"I—I'm back, sir," he said rather falteringly. "Beg pardon, sir; just thought you'd want to know. I didn't know you—h'm!" And with an odd look and a little cough Jenkins slipped away. But I scarcely noticed him at all.
Poor misguided girl!
My brain was buzzing like a devilish hive of bees, don't you know. By Jove, this was something awful!
And yet—and yet—Her frank, sweet face met mine with a clear light that there was no mistaking. There was no going behind it—she was a thoroughbred, a queen—a lady, dash it! I knew it! And I just settled on that, and was ready to die right then and there if anybody dared to dispute it. I didn't care a jolly hang how she talked; it was just nothing—just the demoralizing swagger of a little boarding-school girl trying to show off like her brothers. And her language? Why, just the devilish, natural result of having a coarse, slangy brute like Billings for a brother. Poor little girl! It was a beastly shame.
She was watching me curiously, smilingly, as she sat there, her devilishly pretty mouth puckered into a cherry as she softly whistled and drummed her shining nails upon the chair arm.
"I'm afraid I've shocked you," she said. "Jack says you're so good."
Dash it, somehow I felt humiliated!
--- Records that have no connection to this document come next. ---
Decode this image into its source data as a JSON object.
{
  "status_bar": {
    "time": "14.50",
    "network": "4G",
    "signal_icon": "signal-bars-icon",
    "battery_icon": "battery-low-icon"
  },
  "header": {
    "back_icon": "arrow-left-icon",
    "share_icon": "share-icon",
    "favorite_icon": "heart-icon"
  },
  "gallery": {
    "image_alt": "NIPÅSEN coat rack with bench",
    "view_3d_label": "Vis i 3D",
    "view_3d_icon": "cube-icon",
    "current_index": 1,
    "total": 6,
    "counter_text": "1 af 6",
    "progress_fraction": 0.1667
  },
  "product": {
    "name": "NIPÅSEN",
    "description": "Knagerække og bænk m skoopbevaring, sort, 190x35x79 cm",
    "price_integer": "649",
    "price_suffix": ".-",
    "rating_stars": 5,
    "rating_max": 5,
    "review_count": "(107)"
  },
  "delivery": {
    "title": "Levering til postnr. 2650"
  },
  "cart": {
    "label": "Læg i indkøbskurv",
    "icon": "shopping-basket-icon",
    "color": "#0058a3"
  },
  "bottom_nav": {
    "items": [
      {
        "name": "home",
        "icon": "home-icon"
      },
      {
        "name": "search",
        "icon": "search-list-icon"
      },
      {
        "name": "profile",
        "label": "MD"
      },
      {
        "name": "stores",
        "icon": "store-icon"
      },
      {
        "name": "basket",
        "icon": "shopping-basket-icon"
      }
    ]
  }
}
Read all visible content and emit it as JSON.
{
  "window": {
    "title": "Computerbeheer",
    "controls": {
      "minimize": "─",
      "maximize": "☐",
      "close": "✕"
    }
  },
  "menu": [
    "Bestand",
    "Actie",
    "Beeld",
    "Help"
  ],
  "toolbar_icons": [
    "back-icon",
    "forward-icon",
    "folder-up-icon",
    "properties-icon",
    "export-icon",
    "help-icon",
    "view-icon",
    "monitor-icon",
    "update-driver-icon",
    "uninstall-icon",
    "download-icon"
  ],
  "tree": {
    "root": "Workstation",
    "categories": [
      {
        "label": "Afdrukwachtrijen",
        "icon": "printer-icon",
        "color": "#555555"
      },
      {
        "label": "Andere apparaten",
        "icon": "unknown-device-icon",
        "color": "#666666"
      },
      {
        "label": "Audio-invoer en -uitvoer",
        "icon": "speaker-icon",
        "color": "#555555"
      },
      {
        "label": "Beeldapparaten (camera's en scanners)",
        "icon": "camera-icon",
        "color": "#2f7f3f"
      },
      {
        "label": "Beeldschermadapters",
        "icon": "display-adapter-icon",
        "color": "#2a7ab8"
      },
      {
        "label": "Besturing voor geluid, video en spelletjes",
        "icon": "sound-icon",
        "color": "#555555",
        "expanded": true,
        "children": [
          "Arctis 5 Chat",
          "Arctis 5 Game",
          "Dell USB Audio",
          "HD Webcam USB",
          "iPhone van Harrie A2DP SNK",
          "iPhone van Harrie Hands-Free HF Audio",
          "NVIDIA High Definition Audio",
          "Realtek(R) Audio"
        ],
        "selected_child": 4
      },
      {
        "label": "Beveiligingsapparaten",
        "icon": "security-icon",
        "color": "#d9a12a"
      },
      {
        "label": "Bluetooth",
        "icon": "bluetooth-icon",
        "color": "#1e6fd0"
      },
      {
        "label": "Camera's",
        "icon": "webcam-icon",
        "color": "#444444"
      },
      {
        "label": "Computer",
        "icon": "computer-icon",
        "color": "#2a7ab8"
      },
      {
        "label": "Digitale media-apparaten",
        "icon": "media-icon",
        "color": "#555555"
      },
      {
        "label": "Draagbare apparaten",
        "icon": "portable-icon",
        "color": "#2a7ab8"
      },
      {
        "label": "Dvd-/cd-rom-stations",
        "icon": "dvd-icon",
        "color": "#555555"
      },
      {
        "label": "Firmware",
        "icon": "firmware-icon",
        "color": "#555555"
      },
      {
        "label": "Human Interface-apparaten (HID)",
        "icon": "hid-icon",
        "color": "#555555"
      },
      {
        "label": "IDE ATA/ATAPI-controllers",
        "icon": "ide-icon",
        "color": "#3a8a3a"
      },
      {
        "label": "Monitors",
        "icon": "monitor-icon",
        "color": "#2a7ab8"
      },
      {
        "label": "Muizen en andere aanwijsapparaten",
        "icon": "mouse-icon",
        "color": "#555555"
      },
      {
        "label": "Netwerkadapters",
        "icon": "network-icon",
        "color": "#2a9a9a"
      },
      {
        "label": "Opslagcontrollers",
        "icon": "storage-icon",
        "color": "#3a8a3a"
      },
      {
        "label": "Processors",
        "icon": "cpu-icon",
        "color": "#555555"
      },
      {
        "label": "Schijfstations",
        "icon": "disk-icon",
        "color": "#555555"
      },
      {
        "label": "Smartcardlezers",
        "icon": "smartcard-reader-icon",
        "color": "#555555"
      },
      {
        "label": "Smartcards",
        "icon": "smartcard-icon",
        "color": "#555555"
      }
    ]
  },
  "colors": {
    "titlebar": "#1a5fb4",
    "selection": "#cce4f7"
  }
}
She said it in a way that made me feel like a silly ass, you know.
But she wasn't thinking about me any more. Her eye fell on the tabouret, and her little hand stretched toward it.
"May I?" she said with an arch inquiring glance. "Your cigarettes look good to me. I emptied my case an hour ago."
And I proffered them with a show of alacrity. "Pray, pardon me," I said. "I—I never thought of you smoking." A chuckle came through the tiny teeth grasping the cigarette. "Thought I was too goody-goody, eh?"